Business Ethical and cultural issues between U.S and Chile
Ethical issues that may conflict with that of the United States include lack of adherence to strict time management. Americans value every second and coming late for business meeting appear unethical or lack of seriousness. The Americans may also value decentralized management, where managers at every level have the independence of making decisions as long as they strictly adhere to the culture and goals of the organization (Mukherjee & Ramos, 2014). The Americans may feel that the Chelan's is too dependent on the senior management consulting in each step of decision making, which is not natural. It means that misunderstandings may arise about decentralized business leadership. Americans prefer communicating through email or phone, even on critical business-related deals. Chileans may feel uncomfortable or read non-commitment when essential business communication gets done through the mail. Ethical issues may arise when Americans prefer virtue meetings, email, or phone to communicate on business matters (Adekola & Sergi, 2016).

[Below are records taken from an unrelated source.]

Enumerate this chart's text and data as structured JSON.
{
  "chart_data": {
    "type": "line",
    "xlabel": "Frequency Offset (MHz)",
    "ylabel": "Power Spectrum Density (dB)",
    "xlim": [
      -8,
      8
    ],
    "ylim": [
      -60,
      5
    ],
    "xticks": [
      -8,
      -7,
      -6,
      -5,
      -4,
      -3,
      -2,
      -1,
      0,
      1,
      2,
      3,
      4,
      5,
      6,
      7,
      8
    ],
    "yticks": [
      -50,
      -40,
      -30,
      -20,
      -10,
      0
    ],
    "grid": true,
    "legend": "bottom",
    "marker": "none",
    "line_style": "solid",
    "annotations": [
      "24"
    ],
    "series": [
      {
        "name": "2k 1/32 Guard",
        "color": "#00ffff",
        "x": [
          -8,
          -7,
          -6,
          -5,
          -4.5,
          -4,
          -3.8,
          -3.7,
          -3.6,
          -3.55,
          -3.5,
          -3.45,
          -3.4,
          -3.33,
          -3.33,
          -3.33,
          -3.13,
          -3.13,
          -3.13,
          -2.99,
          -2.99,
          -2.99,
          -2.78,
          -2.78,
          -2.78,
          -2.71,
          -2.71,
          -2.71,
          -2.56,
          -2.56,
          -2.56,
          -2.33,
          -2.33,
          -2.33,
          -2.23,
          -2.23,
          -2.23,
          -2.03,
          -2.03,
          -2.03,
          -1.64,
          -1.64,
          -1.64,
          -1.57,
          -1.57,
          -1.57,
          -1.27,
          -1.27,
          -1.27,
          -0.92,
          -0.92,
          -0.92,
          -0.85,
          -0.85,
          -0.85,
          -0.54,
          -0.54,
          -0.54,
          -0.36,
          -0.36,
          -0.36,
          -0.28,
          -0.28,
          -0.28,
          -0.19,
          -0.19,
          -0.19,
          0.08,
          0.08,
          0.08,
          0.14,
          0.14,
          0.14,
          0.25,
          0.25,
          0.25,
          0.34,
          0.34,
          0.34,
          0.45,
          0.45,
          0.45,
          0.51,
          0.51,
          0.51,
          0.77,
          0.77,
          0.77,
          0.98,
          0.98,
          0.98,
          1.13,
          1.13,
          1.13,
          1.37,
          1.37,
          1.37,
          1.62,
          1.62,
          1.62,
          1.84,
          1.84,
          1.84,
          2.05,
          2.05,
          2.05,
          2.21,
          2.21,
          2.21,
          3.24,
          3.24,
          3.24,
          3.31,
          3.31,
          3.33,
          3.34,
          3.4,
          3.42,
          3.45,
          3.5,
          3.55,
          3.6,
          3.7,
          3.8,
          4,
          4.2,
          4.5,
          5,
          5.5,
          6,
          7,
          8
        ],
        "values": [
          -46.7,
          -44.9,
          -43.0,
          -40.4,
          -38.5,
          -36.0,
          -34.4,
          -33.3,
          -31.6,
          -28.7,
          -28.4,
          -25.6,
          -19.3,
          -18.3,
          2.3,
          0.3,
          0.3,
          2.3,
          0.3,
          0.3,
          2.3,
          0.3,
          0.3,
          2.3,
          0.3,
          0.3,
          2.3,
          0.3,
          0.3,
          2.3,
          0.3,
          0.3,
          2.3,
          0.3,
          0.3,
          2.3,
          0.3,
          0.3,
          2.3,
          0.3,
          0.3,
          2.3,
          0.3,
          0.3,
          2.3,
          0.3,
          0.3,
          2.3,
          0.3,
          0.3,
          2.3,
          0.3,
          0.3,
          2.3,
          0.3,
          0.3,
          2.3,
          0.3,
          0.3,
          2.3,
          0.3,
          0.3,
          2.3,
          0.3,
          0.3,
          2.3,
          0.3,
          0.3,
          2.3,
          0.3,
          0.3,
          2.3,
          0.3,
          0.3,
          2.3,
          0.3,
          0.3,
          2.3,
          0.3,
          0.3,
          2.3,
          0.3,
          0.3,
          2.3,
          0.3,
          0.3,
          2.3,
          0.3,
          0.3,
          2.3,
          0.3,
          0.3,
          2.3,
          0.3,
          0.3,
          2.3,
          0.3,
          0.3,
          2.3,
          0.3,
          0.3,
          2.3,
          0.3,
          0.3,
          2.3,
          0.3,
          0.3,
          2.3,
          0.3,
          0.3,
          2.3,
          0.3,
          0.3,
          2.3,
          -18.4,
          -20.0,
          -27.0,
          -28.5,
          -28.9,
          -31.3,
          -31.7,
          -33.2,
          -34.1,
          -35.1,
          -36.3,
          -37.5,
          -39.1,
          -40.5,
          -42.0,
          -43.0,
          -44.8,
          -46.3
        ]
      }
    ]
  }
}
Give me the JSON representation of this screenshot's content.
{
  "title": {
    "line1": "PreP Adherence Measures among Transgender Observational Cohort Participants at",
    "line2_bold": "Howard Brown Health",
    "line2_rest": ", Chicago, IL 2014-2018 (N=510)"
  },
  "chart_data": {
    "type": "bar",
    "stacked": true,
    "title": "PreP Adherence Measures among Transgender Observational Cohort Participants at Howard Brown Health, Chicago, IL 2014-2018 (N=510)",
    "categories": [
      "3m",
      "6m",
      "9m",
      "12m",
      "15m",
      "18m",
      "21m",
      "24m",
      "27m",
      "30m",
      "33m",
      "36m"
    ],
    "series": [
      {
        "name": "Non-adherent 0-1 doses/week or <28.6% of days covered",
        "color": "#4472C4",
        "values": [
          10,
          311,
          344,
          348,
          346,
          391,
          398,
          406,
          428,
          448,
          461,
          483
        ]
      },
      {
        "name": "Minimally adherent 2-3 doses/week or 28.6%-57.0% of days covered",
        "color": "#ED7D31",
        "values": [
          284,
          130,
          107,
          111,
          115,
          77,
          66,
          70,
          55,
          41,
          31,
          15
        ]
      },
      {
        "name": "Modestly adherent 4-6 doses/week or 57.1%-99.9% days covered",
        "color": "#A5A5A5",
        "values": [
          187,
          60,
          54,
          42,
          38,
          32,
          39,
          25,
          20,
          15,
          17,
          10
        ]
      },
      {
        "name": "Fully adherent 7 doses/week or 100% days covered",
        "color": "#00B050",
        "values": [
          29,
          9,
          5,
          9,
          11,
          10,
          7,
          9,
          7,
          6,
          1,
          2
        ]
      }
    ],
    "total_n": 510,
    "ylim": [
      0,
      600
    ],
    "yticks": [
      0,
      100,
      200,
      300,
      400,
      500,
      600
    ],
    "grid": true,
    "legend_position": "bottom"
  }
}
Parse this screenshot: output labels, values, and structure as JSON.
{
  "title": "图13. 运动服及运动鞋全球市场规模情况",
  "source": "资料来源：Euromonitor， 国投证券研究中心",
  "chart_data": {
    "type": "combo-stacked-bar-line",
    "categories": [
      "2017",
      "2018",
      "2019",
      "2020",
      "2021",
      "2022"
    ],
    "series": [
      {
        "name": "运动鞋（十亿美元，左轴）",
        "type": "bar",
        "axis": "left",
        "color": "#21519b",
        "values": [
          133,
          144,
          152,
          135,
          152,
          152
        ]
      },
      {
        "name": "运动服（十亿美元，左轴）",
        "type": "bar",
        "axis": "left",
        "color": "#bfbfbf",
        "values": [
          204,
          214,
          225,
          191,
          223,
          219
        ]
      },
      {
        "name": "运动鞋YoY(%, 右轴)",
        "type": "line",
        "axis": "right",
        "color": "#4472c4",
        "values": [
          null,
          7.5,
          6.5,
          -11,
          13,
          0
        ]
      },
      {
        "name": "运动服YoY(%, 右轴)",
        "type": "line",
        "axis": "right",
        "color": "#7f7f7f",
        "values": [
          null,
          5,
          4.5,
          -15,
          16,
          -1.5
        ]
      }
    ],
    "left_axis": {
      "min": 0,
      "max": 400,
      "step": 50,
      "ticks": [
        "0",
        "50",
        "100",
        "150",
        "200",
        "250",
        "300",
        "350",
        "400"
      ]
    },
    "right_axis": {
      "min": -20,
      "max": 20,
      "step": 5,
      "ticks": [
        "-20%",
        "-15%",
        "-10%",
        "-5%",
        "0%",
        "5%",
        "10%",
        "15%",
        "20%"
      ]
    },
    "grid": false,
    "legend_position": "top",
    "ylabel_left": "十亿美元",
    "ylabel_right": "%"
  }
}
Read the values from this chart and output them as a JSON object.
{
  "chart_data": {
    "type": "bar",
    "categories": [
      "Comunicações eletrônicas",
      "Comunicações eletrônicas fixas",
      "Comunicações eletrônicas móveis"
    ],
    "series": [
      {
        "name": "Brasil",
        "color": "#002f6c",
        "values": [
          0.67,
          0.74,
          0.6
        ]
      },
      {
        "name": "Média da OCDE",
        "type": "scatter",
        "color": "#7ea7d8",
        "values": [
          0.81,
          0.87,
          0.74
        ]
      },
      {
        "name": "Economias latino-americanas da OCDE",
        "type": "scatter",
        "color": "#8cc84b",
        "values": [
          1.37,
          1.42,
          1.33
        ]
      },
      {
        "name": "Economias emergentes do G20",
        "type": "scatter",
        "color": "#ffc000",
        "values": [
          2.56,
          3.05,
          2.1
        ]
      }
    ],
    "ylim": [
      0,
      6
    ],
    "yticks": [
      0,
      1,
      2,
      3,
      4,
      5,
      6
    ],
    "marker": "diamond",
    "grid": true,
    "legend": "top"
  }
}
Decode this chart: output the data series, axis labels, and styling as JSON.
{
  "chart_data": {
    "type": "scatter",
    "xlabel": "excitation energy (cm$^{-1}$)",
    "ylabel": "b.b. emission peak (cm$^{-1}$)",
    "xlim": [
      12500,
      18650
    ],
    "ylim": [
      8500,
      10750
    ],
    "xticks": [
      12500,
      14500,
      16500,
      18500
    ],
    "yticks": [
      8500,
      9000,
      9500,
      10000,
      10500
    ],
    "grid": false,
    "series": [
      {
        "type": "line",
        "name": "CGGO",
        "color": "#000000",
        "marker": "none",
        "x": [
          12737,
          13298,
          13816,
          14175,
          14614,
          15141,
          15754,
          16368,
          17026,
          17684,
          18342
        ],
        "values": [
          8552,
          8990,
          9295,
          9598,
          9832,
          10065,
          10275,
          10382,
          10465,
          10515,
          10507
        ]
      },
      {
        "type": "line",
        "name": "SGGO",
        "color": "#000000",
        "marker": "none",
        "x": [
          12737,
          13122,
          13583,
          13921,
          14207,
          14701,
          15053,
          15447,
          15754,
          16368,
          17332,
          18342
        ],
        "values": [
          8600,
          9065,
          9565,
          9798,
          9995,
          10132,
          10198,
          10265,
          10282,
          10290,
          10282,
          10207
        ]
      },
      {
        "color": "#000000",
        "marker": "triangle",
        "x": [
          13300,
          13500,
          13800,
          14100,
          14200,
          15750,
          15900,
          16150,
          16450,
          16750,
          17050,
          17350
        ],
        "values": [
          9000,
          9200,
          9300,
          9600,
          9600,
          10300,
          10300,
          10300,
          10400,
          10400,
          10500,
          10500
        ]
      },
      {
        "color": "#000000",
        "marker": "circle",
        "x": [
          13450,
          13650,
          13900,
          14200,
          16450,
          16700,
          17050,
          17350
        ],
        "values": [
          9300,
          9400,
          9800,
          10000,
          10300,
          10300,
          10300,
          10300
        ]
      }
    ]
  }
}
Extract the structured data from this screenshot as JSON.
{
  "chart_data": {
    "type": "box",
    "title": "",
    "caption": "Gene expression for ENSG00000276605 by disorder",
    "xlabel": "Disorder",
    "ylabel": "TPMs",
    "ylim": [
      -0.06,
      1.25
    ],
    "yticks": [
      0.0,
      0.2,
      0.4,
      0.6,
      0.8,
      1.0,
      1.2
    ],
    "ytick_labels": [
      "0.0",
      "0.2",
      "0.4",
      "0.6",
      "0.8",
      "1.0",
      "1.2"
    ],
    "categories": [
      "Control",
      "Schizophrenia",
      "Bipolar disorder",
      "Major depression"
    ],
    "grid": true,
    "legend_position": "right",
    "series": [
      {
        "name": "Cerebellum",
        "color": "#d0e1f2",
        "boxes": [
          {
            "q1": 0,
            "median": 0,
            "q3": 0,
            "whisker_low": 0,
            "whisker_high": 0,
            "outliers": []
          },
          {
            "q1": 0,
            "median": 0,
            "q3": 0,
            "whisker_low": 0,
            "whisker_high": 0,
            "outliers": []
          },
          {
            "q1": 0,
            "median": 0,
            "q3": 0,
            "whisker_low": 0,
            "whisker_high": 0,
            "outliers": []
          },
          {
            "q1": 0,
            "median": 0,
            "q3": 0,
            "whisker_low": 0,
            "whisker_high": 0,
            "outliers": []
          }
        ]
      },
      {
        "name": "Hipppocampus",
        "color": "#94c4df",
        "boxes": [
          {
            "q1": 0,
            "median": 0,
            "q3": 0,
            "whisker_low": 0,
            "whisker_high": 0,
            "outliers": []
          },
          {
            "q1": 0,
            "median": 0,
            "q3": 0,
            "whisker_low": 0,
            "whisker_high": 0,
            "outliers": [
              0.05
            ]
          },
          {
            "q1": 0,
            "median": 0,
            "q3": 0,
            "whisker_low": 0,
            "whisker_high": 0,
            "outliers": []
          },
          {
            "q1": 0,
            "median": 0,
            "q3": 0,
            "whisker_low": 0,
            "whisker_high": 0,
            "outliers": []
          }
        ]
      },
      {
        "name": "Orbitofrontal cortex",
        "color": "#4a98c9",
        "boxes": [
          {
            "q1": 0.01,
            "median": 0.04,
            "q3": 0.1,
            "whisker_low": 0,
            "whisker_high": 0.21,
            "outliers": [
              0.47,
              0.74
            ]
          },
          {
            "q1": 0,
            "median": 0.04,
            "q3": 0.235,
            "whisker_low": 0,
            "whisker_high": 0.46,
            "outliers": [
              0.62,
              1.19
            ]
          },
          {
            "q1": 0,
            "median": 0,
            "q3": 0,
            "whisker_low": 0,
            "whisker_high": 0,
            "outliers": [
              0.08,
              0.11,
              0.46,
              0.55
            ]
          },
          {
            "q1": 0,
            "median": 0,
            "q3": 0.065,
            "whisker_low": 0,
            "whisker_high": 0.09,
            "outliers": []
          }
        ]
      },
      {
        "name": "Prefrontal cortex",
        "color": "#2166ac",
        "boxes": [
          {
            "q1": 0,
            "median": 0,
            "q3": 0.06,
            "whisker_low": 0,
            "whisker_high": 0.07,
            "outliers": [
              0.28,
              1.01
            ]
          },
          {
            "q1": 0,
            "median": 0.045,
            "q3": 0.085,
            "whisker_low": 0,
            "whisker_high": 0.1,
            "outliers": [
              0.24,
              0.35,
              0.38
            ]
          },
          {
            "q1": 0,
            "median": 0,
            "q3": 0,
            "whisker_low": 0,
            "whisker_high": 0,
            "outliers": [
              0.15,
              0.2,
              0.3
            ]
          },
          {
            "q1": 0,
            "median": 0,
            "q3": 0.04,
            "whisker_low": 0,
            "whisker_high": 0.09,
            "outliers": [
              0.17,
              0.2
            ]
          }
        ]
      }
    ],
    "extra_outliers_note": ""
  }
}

Adekola, A., & Sergi, B. S. (2016). Global business management: A cross-cultural perspective. Routledge.
Albuja, J. A., & MERINO, L. J. (2017). Analysis of the Competitive Factors of Businesses in Chile. Espacios, 38(29), 11.
Mukherjee, S., & Ramos-Salazar, L. (2014). "Excuse Us, Your Manners Are Missing!" The Role of Business Etiquette in Today's Era of Cross-Cultural Communication. TSM Business Review, 2(1), 18.
Roraff, S., & Camacho, L. (2011). CultureShock! Chile: A Survival Guide to Customs and Etiquette. Marshall Cavendish International Asia Pte Ltd.
Spillan, J. E., & Rahman, M. N. (2018). Doing Business in Chile and Peru. Springer Books.
Spillan, J. E., & Rahman, M. N. (2019). Cultural Issues Affecting Business Activity in Chile and Peru. In Doing Business in Chile and Peru (pp. 47-65). Palgrave Macmillan, Cham.